11 September, 2007

The Wow

As I look at the state of contemporary architecture through the lens of orthodox rather than evangelical thought, I am finding that my ideas of a rigorous modern approach to architecture are beginning to change as well. You have to understand that this has been a bit of a tough pill to swallow; my architectural education was rooted in classic Bauhaus modernism, though in the later years the computer was beginning to introduce a definite post-modern, relativistic bent with all of its blobs and Gehry-isms. Classicism, however, was out of bounds – it just didn’t exist in any meaningful way. It was there to be admired, but never emulated. It was as if architectural precedent began with Corbusier, anything before that was neatly contained in the history classroom and wasn’t to be unleashed in studio. With that background, I began to take a hard look at contemporary church architecture and made a realization…modernism forgot to bring The Wow.

The Wow is admittedly a vague architectural concept, but it’s one I would certainly be fluent in were I involved in designing sacred spaces. Loosely defined, The Wow is the act of unconsciously stopping conversation upon entering a sacred space – often accompanied by a tingling in the spine and goosebumps. While I’m sure there are callous souls out there that will never know the joys of The Wow, I’m sure most people can relate to being in a space that made you just stand silent and realize that life can in fact be transcendent. Interestingly enough, The Wow can also often be experienced at places of supreme natural beauty – Niagara Falls, The Grand Canyon, seeing the Milky Way on a clear night. The bottom line is this: beauty is not always subjective. If you tap into The Truth you unleash The Beauty, because as it was once known: Veritas et Venustas. Truth is Beauty.

Modernism lost The Wow along with its organic link to the past. You can look through architectural history and see the gradual development and evolution of forms, spaces, and ideas – always standing on the shoulders of those who have gone before. But something different happened with Modernism. Faced with a Brave New World and the promise of clear sailing in the machine age, modernism abandoned the ballast of historical precedent and sailed on as if the storms of the barbaric past were left behind. Modernism is utopian; it proposes an untenable ideal that rejects the idea of classic beauty (Truth) precisely because it rejects the idea of classic evil. Then of course post-modernism piled on by proposing many beauties but no truth. Thus the strip mall is beautiful to those who admire the wealth gained by spending as little as possible on as much as possible.

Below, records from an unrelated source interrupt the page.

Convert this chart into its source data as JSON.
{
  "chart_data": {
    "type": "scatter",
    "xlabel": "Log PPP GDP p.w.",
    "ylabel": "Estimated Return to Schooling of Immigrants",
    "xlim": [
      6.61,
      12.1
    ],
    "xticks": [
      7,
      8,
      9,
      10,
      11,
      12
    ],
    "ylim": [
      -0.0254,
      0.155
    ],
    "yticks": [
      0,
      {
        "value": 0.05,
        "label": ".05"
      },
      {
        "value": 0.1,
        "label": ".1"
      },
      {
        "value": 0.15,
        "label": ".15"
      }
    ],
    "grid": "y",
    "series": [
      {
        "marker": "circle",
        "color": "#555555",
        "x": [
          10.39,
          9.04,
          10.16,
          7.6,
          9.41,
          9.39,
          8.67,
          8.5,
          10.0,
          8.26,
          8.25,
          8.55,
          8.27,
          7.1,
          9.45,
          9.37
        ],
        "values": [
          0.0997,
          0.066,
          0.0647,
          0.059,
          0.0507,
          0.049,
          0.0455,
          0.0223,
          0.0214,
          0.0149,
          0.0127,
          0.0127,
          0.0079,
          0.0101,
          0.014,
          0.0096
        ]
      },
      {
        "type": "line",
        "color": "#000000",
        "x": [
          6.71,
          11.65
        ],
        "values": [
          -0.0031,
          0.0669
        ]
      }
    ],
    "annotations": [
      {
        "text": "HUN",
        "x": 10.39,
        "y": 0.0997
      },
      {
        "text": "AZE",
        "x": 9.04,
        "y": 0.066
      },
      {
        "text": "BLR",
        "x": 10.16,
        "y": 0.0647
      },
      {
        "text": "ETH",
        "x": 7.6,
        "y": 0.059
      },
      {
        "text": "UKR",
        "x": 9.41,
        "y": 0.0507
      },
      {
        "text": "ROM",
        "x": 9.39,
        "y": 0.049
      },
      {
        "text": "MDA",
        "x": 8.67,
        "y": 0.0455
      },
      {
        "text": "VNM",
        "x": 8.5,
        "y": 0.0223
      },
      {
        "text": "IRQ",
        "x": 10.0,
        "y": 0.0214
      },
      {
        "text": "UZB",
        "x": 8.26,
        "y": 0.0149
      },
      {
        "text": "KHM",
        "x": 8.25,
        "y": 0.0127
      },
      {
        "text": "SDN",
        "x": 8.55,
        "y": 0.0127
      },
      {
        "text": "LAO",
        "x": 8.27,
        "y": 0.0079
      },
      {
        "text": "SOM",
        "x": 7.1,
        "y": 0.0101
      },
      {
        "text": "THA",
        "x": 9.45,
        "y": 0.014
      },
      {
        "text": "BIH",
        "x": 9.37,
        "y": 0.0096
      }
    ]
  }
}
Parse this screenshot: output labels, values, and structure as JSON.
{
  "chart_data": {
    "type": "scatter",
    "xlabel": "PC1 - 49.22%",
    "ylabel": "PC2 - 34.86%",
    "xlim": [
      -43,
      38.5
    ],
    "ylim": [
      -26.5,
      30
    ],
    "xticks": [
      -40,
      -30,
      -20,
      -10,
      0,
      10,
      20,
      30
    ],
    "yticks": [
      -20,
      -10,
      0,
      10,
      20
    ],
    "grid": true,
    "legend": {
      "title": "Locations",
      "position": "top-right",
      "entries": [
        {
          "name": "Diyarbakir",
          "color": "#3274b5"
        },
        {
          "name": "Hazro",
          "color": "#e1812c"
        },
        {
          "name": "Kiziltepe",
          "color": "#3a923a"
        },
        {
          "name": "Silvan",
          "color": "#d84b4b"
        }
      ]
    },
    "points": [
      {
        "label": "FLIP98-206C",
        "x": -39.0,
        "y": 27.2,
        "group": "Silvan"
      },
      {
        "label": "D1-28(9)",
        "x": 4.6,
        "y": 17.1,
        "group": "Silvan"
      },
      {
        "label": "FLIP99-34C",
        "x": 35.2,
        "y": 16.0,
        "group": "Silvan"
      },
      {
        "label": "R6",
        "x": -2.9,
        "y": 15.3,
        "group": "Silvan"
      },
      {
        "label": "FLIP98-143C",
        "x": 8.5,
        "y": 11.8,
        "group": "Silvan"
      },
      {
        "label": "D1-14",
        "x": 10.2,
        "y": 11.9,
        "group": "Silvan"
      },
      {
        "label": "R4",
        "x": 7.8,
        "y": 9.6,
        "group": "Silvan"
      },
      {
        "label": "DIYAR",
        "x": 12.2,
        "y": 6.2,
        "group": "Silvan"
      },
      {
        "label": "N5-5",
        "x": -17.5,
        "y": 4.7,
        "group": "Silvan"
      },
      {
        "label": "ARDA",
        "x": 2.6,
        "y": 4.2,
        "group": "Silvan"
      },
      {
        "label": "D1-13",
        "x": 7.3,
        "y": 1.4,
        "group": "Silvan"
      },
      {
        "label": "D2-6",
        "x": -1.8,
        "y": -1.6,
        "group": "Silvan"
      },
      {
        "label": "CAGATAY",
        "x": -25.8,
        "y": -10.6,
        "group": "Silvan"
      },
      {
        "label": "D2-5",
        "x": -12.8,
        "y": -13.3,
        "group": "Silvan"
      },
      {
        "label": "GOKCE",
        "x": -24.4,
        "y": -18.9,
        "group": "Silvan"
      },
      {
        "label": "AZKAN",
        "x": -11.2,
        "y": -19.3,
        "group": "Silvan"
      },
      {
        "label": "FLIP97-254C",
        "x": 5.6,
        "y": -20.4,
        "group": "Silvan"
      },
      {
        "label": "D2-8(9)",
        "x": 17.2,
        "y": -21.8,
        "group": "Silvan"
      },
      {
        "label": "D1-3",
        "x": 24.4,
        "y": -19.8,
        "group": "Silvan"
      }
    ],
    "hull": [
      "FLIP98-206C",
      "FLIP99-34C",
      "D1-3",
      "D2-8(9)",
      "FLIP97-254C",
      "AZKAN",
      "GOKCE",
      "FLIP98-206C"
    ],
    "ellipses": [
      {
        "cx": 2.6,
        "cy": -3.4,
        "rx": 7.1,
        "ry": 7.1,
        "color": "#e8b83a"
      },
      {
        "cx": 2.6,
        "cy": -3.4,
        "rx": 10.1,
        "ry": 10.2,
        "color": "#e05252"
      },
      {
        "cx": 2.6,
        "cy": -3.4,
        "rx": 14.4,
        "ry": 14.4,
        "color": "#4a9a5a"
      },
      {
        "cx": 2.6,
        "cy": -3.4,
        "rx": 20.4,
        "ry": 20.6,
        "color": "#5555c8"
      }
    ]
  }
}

Where does that leave me as I look at contemporary architecture? I am forced to rethink my modernist aesthetics. Notice I didn’t say “reject” my modernist aesthetics, just rethink them. Modernism embraced the Machine Age by abandoning precedent and forging a new path. I need to embrace the Digital Age while restoring precedent and an organic link to human history.
In short: What would Bauhaus be if it brought The Wow?